Pour soi comme pour son enfant, se lancer dans un diagnostic de Troubles du Spectre de l’Autisme est particulièrement angoissant. C’est se confronter à beaucoup d’inconnues. L’une des étapes qui cristallise le plus d’inquiétudes est le premier entretien avec le ou la professionnel.le (psychologue, neuropsychologue, parfois psychiatre) qui va débuter l’évaluation. Cet article se propose de t’accompagner dans la préparation de ce rendez-vous.

Le premier rendez-vous est un moment particulier, en cela qu’il représente une porte d’entrée vers le diagnostic officiel, donc vers la reconnaissance. La plupart du temps, il arrive après une errance diagnostique, voire après un ou plusieurs épisodes de maltraitance médicales.

Il est complexe de se sentir à l’aise dans l’exercice : alors que souvent aucun.e professionnel.le n’a évoqué l’autisme, se présenter comme une fleur en disant « moi je sais », alors qu’on est pas censé.e avoir les compétences pour, peut paraitre complètement farfelu, inadapté ou prétentieux.

Le sentiment d’illégitimité est souvent très présent.

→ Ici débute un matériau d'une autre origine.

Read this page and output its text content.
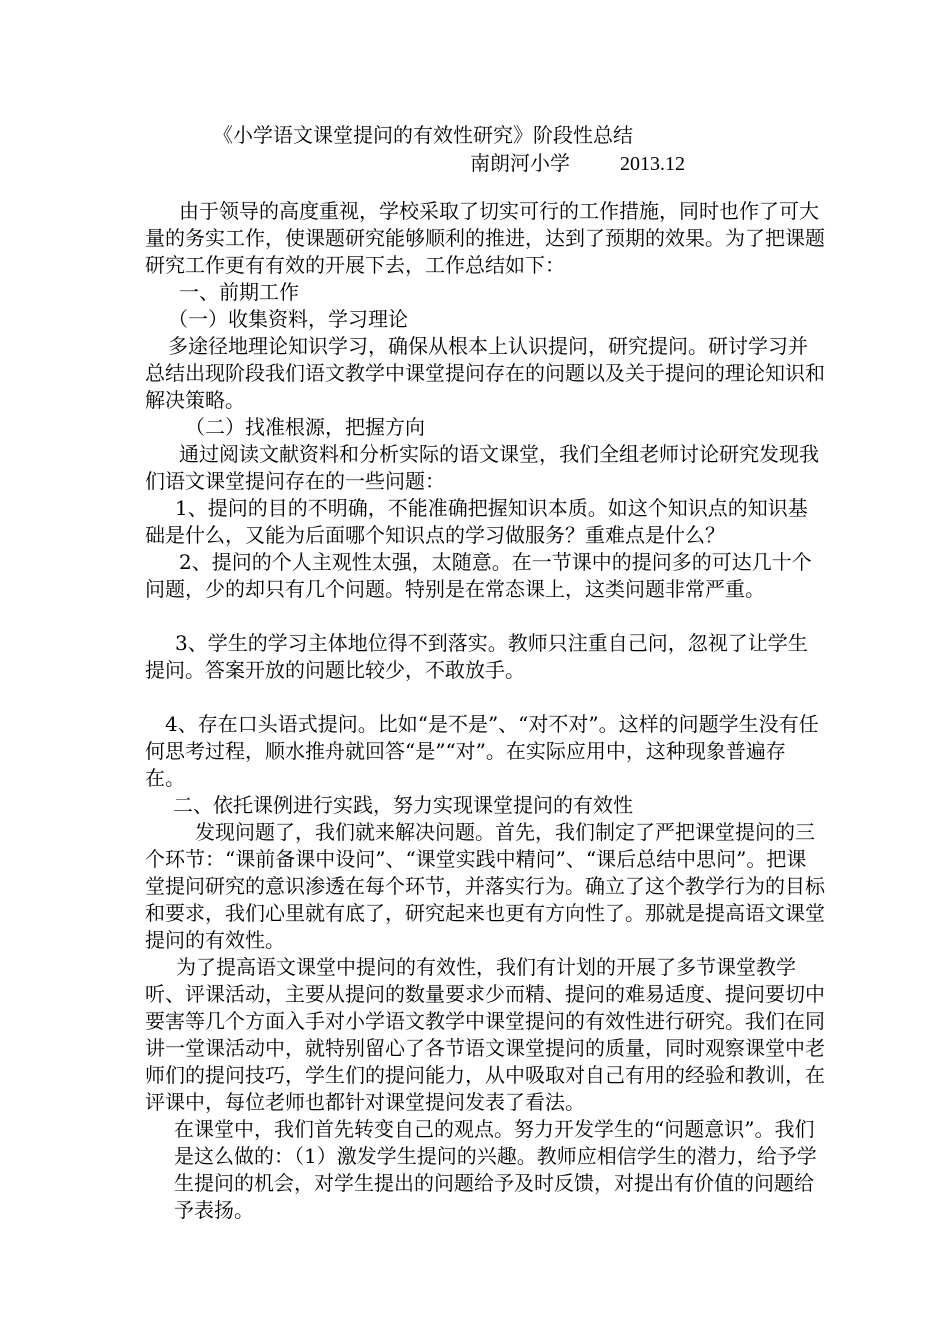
《小学语文课堂提问的有效性研究》阶段性总结
南朗河小学	2013.12

由于领导的高度重视，学校采取了切实可行的工作措施，同时也作了可大量的务实工作，使课题研究能够顺利的推进，达到了预期的效果。为了把课题研究工作更有有效的开展下去，工作总结如下：

一、前期工作

（一）收集资料，学习理论

多途径地理论知识学习，确保从根本上认识提问，研究提问。研讨学习并总结出现阶段我们语文教学中课堂提问存在的问题以及关于提问的理论知识和解决策略。

（二）找准根源，把握方向

通过阅读文献资料和分析实际的语文课堂，我们全组老师讨论研究发现我们语文课堂提问存在的一些问题：

1、提问的目的不明确，不能准确把握知识本质。如这个知识点的知识基础是什么，又能为后面哪个知识点的学习做服务？重难点是什么？

2、提问的个人主观性太强，太随意。在一节课中的提问多的可达几十个问题，少的却只有几个问题。特别是在常态课上，这类问题非常严重。

3、学生的学习主体地位得不到落实。教师只注重自己问，忽视了让学生提问。答案开放的问题比较少，不敢放手。

4、存在口头语式提问。比如“是不是”、“对不对”。这样的问题学生没有任何思考过程，顺水推舟就回答“是”“对”。在实际应用中，这种现象普遍存在。

二、依托课例进行实践，努力实现课堂提问的有效性

发现问题了，我们就来解决问题。首先，我们制定了严把课堂提问的三个环节：“课前备课中设问”、“课堂实践中精问”、“课后总结中思问”。把课堂提问研究的意识渗透在每个环节，并落实行为。确立了这个教学行为的目标和要求，我们心里就有底了，研究起来也更有方向性了。那就是提高语文课堂提问的有效性。

为了提高语文课堂中提问的有效性，我们有计划的开展了多节课堂教学听、评课活动，主要从提问的数量要求少而精、提问的难易适度、提问要切中要害等几个方面入手对小学语文教学中课堂提问的有效性进行研究。我们在同讲一堂课活动中，就特别留心了各节语文课堂提问的质量，同时观察课堂中老师们的提问技巧，学生们的提问能力，从中吸取对自己有用的经验和教训，在评课中，每位老师也都针对课堂提问发表了看法。

在课堂中，我们首先转变自己的观点。努力开发学生的“问题意识”。我们是这么做的：（1）激发学生提问的兴趣。教师应相信学生的潜力，给予学生提问的机会，对学生提出的问题给予及时反馈，对提出有价值的问题给予表扬。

Sauf que : là où tu n’es peut-être pas légitime à t’affirmer autiste, et/ou à affirmer que ton enfant l’est, tu es tout à fait légitime dans ton questionnement. Se poser des questions sur son fonctionnement est tout à fait sain. Ce qui n’est pas légitime, c’est l’absence d’accessibilité et de fluidité du système qui te permet d’obtenir des réponses, que celles-ci soient positives ou négatives.

On a certainement essayé de te décourager, parce qu’après tout : « à quoi ça sert de vouloir coller une étiquette ? ». Dans une société où il est implicitement convenu que tout le monde fonctionne de la même manière, la démarche a de quoi déranger. Raccourci facile mais parlant : si tu es myope mais que personne ne le sait, tu consultes avec une demande légitime de diagnostic, parce que sinon, tu n’auras jamais de lunettes adaptées à ta vue. Te reprochera-t-on d’avoir recherché l’étiquette myopie ?

La méconnaissance, et le manque de sensibilisation efficiente en matière d’autisme dans la population générale, finissent de compléter un tableau où ta place ne peut qu’être inconfortable.

Si l’on ajoute que tu n’as pas forcément l’impression de maîtriser parfaitement ton sujet, et que tu fais tout de même la démarche de rencontrer une personne dont les compétences sont attestées, dans un environnement inconnu, dont tu ne sais encore pas s’il te convient et surtout s’il sera bienveillant pour toi, ton stress est légitime.

Alors, comment faire pour que le rendez-vous se passe au mieux, tant pour toi que pour la personne qui te reçoit ? Les quelques conseils qui suivent devraient te permettre d’arriver avec un argumentaire relativement objectif, et des données précieuses pour l’évaluation que tu sollicites.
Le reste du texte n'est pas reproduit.